Oggi la merda ha un buon sapore. C'è un letto sullo sfondo e nient'altro. Un buio lieve e denso. C'era una salita in montagna, la solitudine dei numeri che anche se non sono primi non importa. C'è un legame sottile fatto di piccoli fili di sorrisi e pianti. Vite intrecciate inevitabilmente, era così per forza, non c'era altra possibilità. Kebab e birre. Birre e kabab. Il kebab cade si sfalda la piadina e la carne si ammassa per terra. Se ne può chiedere un altro o piazzarsi a raccogliere i cocci. I cocci suono tuoi. 

mercoledì 5 febbraio 2014

è tutto un viaggio


Grazie al cazzo

Cercando qualcosa che non esiste ci siamo impigliati in posti sconosciuti, in reti di sguardi e progetti, in bisogni sorti da mancanze ignote. Ignari abbiamo proseguito su un terreno dissestato con pietre aguzze e tagli sul corpo. Gracili gesti che cercano attenzione. Fogli di vite sparsi e messi in disordine su scrivanie vuote e troppo spaziose.

Grazie al cazzo.

Persi per strada, se c'è, poi, una strada. Asfalto tra le arterie, cemento sulle palpebre, cicatrici sui palmi e corriamo ancora.
Senza il limite del reale, senza storie da poter raccontare.

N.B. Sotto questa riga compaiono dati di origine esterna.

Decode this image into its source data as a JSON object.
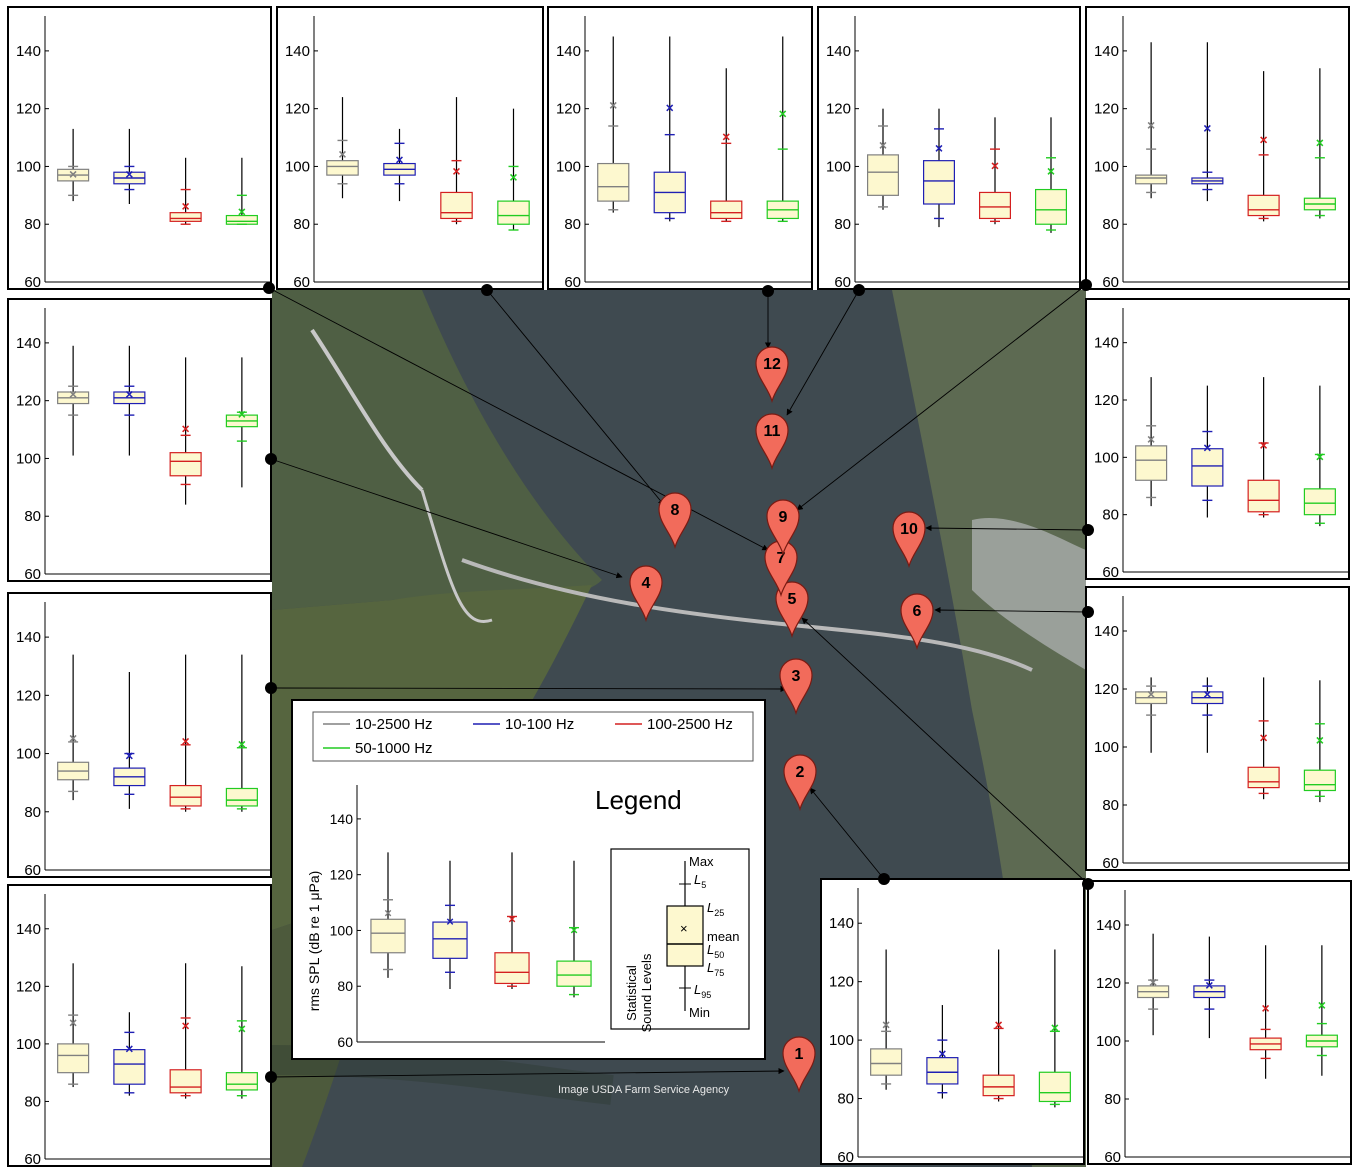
{
  "colors": {
    "broadband": "#808080",
    "low": "#1f1fb4",
    "high": "#d42020",
    "mid": "#22cc22",
    "box_fill": "#fdf8cf",
    "pin": "#f26b5b",
    "water": "#3f4a50",
    "land": "#5a6a4a"
  },
  "legend": {
    "title": "Legend",
    "ylabel": "rms SPL (dB re 1 μPa)",
    "series_labels": [
      "10-2500 Hz",
      "10-100 Hz",
      "100-2500 Hz",
      "50-1000 Hz"
    ],
    "stat_title_1": "Statistical",
    "stat_title_2": "Sound Levels",
    "stat_max": "Max",
    "stat_l5": "L5",
    "stat_l25": "L25",
    "stat_mean": "mean",
    "stat_l50": "L50",
    "stat_l75": "L75",
    "stat_l95": "L95",
    "stat_min": "Min"
  },
  "map": {
    "attribution": "Image USDA Farm Service Agency",
    "markers": [
      "1",
      "2",
      "3",
      "4",
      "5",
      "6",
      "7",
      "8",
      "9",
      "10",
      "11",
      "12"
    ]
  },
  "chart_data": [
    {
      "type": "box",
      "site": "top-1",
      "ylim": [
        60,
        150
      ],
      "yticks": [
        60,
        80,
        100,
        120,
        140
      ],
      "series": [
        {
          "min": 88,
          "l95": 90,
          "l75": 95,
          "l50": 97,
          "l25": 99,
          "l5": 100,
          "max": 113,
          "mean": 97
        },
        {
          "min": 87,
          "l95": 92,
          "l75": 94,
          "l50": 96,
          "l25": 98,
          "l5": 100,
          "max": 113,
          "mean": 97
        },
        {
          "min": 80,
          "l95": 80,
          "l75": 81,
          "l50": 82,
          "l25": 84,
          "l5": 92,
          "max": 103,
          "mean": 86
        },
        {
          "min": 80,
          "l95": 80,
          "l75": 80,
          "l50": 81,
          "l25": 83,
          "l5": 90,
          "max": 103,
          "mean": 84
        }
      ]
    },
    {
      "type": "box",
      "site": "top-2",
      "ylim": [
        60,
        150
      ],
      "yticks": [
        60,
        80,
        100,
        120,
        140
      ],
      "series": [
        {
          "min": 89,
          "l95": 94,
          "l75": 97,
          "l50": 100,
          "l25": 102,
          "l5": 109,
          "max": 124,
          "mean": 104
        },
        {
          "min": 88,
          "l95": 94,
          "l75": 97,
          "l50": 99,
          "l25": 101,
          "l5": 108,
          "max": 113,
          "mean": 102
        },
        {
          "min": 80,
          "l95": 81,
          "l75": 82,
          "l50": 84,
          "l25": 91,
          "l5": 102,
          "max": 124,
          "mean": 98
        },
        {
          "min": 78,
          "l95": 78,
          "l75": 80,
          "l50": 83,
          "l25": 88,
          "l5": 100,
          "max": 120,
          "mean": 96
        }
      ]
    },
    {
      "type": "box",
      "site": "top-3",
      "ylim": [
        60,
        150
      ],
      "yticks": [
        60,
        80,
        100,
        120,
        140
      ],
      "series": [
        {
          "min": 84,
          "l95": 85,
          "l75": 88,
          "l50": 93,
          "l25": 101,
          "l5": 114,
          "max": 145,
          "mean": 121
        },
        {
          "min": 81,
          "l95": 82,
          "l75": 84,
          "l50": 91,
          "l25": 98,
          "l5": 111,
          "max": 145,
          "mean": 120
        },
        {
          "min": 81,
          "l95": 81,
          "l75": 82,
          "l50": 84,
          "l25": 88,
          "l5": 108,
          "max": 134,
          "mean": 110
        },
        {
          "min": 81,
          "l95": 81,
          "l75": 82,
          "l50": 85,
          "l25": 88,
          "l5": 106,
          "max": 145,
          "mean": 118
        }
      ]
    },
    {
      "type": "box",
      "site": "top-4",
      "ylim": [
        60,
        150
      ],
      "yticks": [
        60,
        80,
        100,
        120,
        140
      ],
      "series": [
        {
          "min": 85,
          "l95": 86,
          "l75": 90,
          "l50": 98,
          "l25": 104,
          "l5": 114,
          "max": 120,
          "mean": 107
        },
        {
          "min": 79,
          "l95": 82,
          "l75": 87,
          "l50": 95,
          "l25": 102,
          "l5": 113,
          "max": 120,
          "mean": 106
        },
        {
          "min": 80,
          "l95": 81,
          "l75": 82,
          "l50": 86,
          "l25": 91,
          "l5": 106,
          "max": 117,
          "mean": 100
        },
        {
          "min": 77,
          "l95": 78,
          "l75": 80,
          "l50": 85,
          "l25": 92,
          "l5": 103,
          "max": 117,
          "mean": 98
        }
      ]
    },
    {
      "type": "box",
      "site": "top-5",
      "ylim": [
        60,
        150
      ],
      "yticks": [
        60,
        80,
        100,
        120,
        140
      ],
      "series": [
        {
          "min": 89,
          "l95": 91,
          "l75": 94,
          "l50": 96,
          "l25": 97,
          "l5": 106,
          "max": 143,
          "mean": 114
        },
        {
          "min": 88,
          "l95": 92,
          "l75": 94,
          "l50": 95,
          "l25": 96,
          "l5": 98,
          "max": 143,
          "mean": 113
        },
        {
          "min": 81,
          "l95": 82,
          "l75": 83,
          "l50": 85,
          "l25": 90,
          "l5": 104,
          "max": 133,
          "mean": 109
        },
        {
          "min": 82,
          "l95": 83,
          "l75": 85,
          "l50": 87,
          "l25": 89,
          "l5": 103,
          "max": 134,
          "mean": 108
        }
      ]
    },
    {
      "type": "box",
      "site": "left-1",
      "ylim": [
        60,
        150
      ],
      "yticks": [
        60,
        80,
        100,
        120,
        140
      ],
      "series": [
        {
          "min": 101,
          "l95": 115,
          "l75": 119,
          "l50": 121,
          "l25": 123,
          "l5": 125,
          "max": 139,
          "mean": 122
        },
        {
          "min": 101,
          "l95": 115,
          "l75": 119,
          "l50": 121,
          "l25": 123,
          "l5": 125,
          "max": 139,
          "mean": 122
        },
        {
          "min": 84,
          "l95": 91,
          "l75": 94,
          "l50": 99,
          "l25": 102,
          "l5": 108,
          "max": 135,
          "mean": 110
        },
        {
          "min": 90,
          "l95": 106,
          "l75": 111,
          "l50": 113,
          "l25": 115,
          "l5": 116,
          "max": 135,
          "mean": 115
        }
      ]
    },
    {
      "type": "box",
      "site": "left-2",
      "ylim": [
        60,
        150
      ],
      "yticks": [
        60,
        80,
        100,
        120,
        140
      ],
      "series": [
        {
          "min": 84,
          "l95": 87,
          "l75": 91,
          "l50": 94,
          "l25": 97,
          "l5": 104,
          "max": 134,
          "mean": 105
        },
        {
          "min": 81,
          "l95": 86,
          "l75": 89,
          "l50": 92,
          "l25": 95,
          "l5": 100,
          "max": 128,
          "mean": 99
        },
        {
          "min": 80,
          "l95": 81,
          "l75": 82,
          "l50": 85,
          "l25": 89,
          "l5": 103,
          "max": 134,
          "mean": 104
        },
        {
          "min": 80,
          "l95": 81,
          "l75": 82,
          "l50": 84,
          "l25": 88,
          "l5": 102,
          "max": 134,
          "mean": 103
        }
      ]
    },
    {
      "type": "box",
      "site": "left-3",
      "ylim": [
        60,
        150
      ],
      "yticks": [
        60,
        80,
        100,
        120,
        140
      ],
      "series": [
        {
          "min": 85,
          "l95": 86,
          "l75": 90,
          "l50": 96,
          "l25": 100,
          "l5": 110,
          "max": 128,
          "mean": 107
        },
        {
          "min": 82,
          "l95": 83,
          "l75": 86,
          "l50": 93,
          "l25": 98,
          "l5": 104,
          "max": 111,
          "mean": 98
        },
        {
          "min": 81,
          "l95": 82,
          "l75": 83,
          "l50": 85,
          "l25": 91,
          "l5": 109,
          "max": 128,
          "mean": 106
        },
        {
          "min": 81,
          "l95": 82,
          "l75": 84,
          "l50": 86,
          "l25": 90,
          "l5": 108,
          "max": 127,
          "mean": 105
        }
      ]
    },
    {
      "type": "box",
      "site": "right-1",
      "ylim": [
        60,
        150
      ],
      "yticks": [
        60,
        80,
        100,
        120,
        140
      ],
      "series": [
        {
          "min": 83,
          "l95": 86,
          "l75": 92,
          "l50": 99,
          "l25": 104,
          "l5": 111,
          "max": 128,
          "mean": 106
        },
        {
          "min": 79,
          "l95": 85,
          "l75": 90,
          "l50": 97,
          "l25": 103,
          "l5": 109,
          "max": 125,
          "mean": 103
        },
        {
          "min": 79,
          "l95": 80,
          "l75": 81,
          "l50": 85,
          "l25": 92,
          "l5": 105,
          "max": 128,
          "mean": 104
        },
        {
          "min": 76,
          "l95": 77,
          "l75": 80,
          "l50": 84,
          "l25": 89,
          "l5": 101,
          "max": 125,
          "mean": 100
        }
      ]
    },
    {
      "type": "box",
      "site": "right-2",
      "ylim": [
        60,
        150
      ],
      "yticks": [
        60,
        80,
        100,
        120,
        140
      ],
      "series": [
        {
          "min": 98,
          "l95": 111,
          "l75": 115,
          "l50": 117,
          "l25": 119,
          "l5": 121,
          "max": 124,
          "mean": 118
        },
        {
          "min": 98,
          "l95": 111,
          "l75": 115,
          "l50": 117,
          "l25": 119,
          "l5": 121,
          "max": 124,
          "mean": 118
        },
        {
          "min": 82,
          "l95": 84,
          "l75": 86,
          "l50": 88,
          "l25": 93,
          "l5": 109,
          "max": 124,
          "mean": 103
        },
        {
          "min": 81,
          "l95": 83,
          "l75": 85,
          "l50": 87,
          "l25": 92,
          "l5": 108,
          "max": 123,
          "mean": 102
        }
      ]
    },
    {
      "type": "box",
      "site": "bottom-1",
      "ylim": [
        60,
        150
      ],
      "yticks": [
        60,
        80,
        100,
        120,
        140
      ],
      "series": [
        {
          "min": 83,
          "l95": 85,
          "l75": 88,
          "l50": 92,
          "l25": 97,
          "l5": 103,
          "max": 131,
          "mean": 105
        },
        {
          "min": 80,
          "l95": 82,
          "l75": 85,
          "l50": 89,
          "l25": 94,
          "l5": 100,
          "max": 112,
          "mean": 95
        },
        {
          "min": 79,
          "l95": 80,
          "l75": 81,
          "l50": 84,
          "l25": 88,
          "l5": 104,
          "max": 131,
          "mean": 105
        },
        {
          "min": 77,
          "l95": 78,
          "l75": 79,
          "l50": 82,
          "l25": 89,
          "l5": 103,
          "max": 131,
          "mean": 104
        }
      ]
    },
    {
      "type": "box",
      "site": "bottom-2",
      "ylim": [
        60,
        150
      ],
      "yticks": [
        60,
        80,
        100,
        120,
        140
      ],
      "series": [
        {
          "min": 102,
          "l95": 111,
          "l75": 115,
          "l50": 117,
          "l25": 119,
          "l5": 121,
          "max": 137,
          "mean": 120
        },
        {
          "min": 101,
          "l95": 111,
          "l75": 115,
          "l50": 117,
          "l25": 119,
          "l5": 121,
          "max": 136,
          "mean": 119
        },
        {
          "min": 87,
          "l95": 94,
          "l75": 97,
          "l50": 99,
          "l25": 101,
          "l5": 104,
          "max": 133,
          "mean": 111
        },
        {
          "min": 88,
          "l95": 95,
          "l75": 98,
          "l50": 100,
          "l25": 102,
          "l5": 106,
          "max": 133,
          "mean": 112
        }
      ]
    },
    {
      "type": "box",
      "site": "legend-example",
      "ylim": [
        60,
        150
      ],
      "yticks": [
        60,
        80,
        100,
        120,
        140
      ],
      "series": [
        {
          "min": 83,
          "l95": 86,
          "l75": 92,
          "l50": 99,
          "l25": 104,
          "l5": 111,
          "max": 128,
          "mean": 106
        },
        {
          "min": 79,
          "l95": 85,
          "l75": 90,
          "l50": 97,
          "l25": 103,
          "l5": 109,
          "max": 125,
          "mean": 103
        },
        {
          "min": 79,
          "l95": 80,
          "l75": 81,
          "l50": 85,
          "l25": 92,
          "l5": 105,
          "max": 128,
          "mean": 104
        },
        {
          "min": 76,
          "l95": 77,
          "l75": 80,
          "l50": 84,
          "l25": 89,
          "l5": 101,
          "max": 125,
          "mean": 100
        }
      ]
    }
  ]
}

Senza.
Con un orizzonte di possibilità sbagliate.
Con un orizzonte di possibilità e basta.

martedì 4 febbraio 2014

Amen

Non saprei. In questi anni i tempi sono scomparsi. Come anime disperate che scappano dagli sguardi. Ho visto il loro volto seduta su questo scalini. Ci separava la vita e le carte che abbiamo in mano. Ci separavano i ricordi e le prodezze, la camminata e le scarpe nuove. Tanti corpi schizzano sulla superficie della terra, in questa piazza scoperta. Di notte il deserto. Solo il giallo del cielo e di questi lampioni. O forse solo dei lampioni. Grezzo il battito che è incastonato tra due o tre ossa. Avrei preferito morire lì, senza altri respiri. O forse è una scusa, stupida, per non arrancare più di tanto. Voci che scompaiono, ma rimangono incise sulla pelle. Vacui pensieri che annebbiano l'unica lucidità possibile. Gravi che cadono sopra queste teste spoglie. Alberi senza foglie. Il sedile della metro è un porto tra tutti questi giubbotti e giacche, borse da lavoro e zaini stracolmi, tra chi striscia tra la folla e il bisogno di fuggire. Che, però, rimane. Di soppiatto, silenziosamente presente. Non in un luogo o in un tempo distante, ma fuori dalla mente che picchietta in modo insistente. Questa stronza, il suo gioco è appena iniziato e vacci piano se no ti schianti. Amen.